In Europe and Northern America, despite low birth rates, the teacher shortage is the third largest of all world regions with 4.8 million additional teachers needed. In Latin America and the Caribbean, there is a shortage of 3.2 million. UNESCO conducted research in order to better understand the reasons for this teacher shortage. An analysis of attrition data from 79 countries from different regions of the world and at different levels of development reveals that the teaching as a profession is too often unattractive.
This results in failure to recruit young people to the profession and a clear increase in the dropout rate during their career.
In these 79 countries, the attrition rate – which measures the proportion of teachers who decide to leave the profession permanently – among primary school teachers almost doubled from 4.62 percent in 2015 to 9.06 percent in 2022.
Situations vary considerably from one country to another, but three main factors stand out: poor working conditions, high levels of stress and low pay.
A myriad of issues can place strain on working conditions, ranging from a lack of supplies which puts increased pressure on teachers’ workload, to burdensome administrative responsibilities and poor school leadership that can undermine teachers’ morale.
Stress levels are also a problem: teachers who experience ‘a lot’ of stress at work are more than twice as likely to want to leave the profession, especially within the first five years.
Low salaries also make the profession less attractive. Globally, only one in two countries pay primary school teachers as much or more than other professions requiring a similar qualifications level. The phenomenon is amplified in Europe and North America, where there are only 3 countries out of 10.
At the upper secondary level, many high-income countries pay teachers 75 per cent or less than the salary paid in other comparable professions.
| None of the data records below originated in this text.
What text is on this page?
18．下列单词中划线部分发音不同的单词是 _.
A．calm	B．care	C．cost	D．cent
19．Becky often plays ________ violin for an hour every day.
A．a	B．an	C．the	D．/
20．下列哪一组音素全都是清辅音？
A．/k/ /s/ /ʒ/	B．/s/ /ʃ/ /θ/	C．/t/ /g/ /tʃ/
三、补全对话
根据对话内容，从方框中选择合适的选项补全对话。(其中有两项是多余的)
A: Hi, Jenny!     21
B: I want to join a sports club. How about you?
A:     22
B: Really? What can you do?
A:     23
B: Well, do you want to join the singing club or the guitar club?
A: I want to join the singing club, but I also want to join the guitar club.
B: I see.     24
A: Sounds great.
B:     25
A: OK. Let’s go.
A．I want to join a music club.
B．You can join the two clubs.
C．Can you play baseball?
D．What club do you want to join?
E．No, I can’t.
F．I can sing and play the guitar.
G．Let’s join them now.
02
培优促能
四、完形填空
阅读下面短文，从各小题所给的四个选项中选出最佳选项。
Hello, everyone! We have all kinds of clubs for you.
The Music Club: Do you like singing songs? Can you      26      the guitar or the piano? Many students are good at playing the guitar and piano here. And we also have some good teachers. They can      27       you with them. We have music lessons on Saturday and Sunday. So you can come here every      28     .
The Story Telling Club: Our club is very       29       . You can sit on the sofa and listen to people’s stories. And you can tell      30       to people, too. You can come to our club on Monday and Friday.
Given the systemic shortage of teachers, UNESCO recommends seven measures to make the teaching profession more attractive, to be adapted according to national situations and issues: First, Invest in improving initial teacher education and in continuing professional development programmes.
Second, Establish mentoring programmes that pair experienced teachers with newer ones and encourage peer collaboration.
Third, Ensure that teachers receive competitive salaries and benefits, particularly in relation to other professions requiring similar levels of qualifications, as well as opportunities for advancement.
Fourth, Streamline administrative tasks and paperwork to allow teachers to focus more on teaching and less on bureaucracy.
Fifth, Promote a healthy work-life balance by setting reasonable expectations for working hours and reducing unnecessary workload.
Sixth, Provide access to mental health and counselling services to help teachers cope with stress and emotional challenges.
And seventh, Promote strong and supportive school leadership that values teachers’ input, provides constructive feedback, and fosters a positive work environment.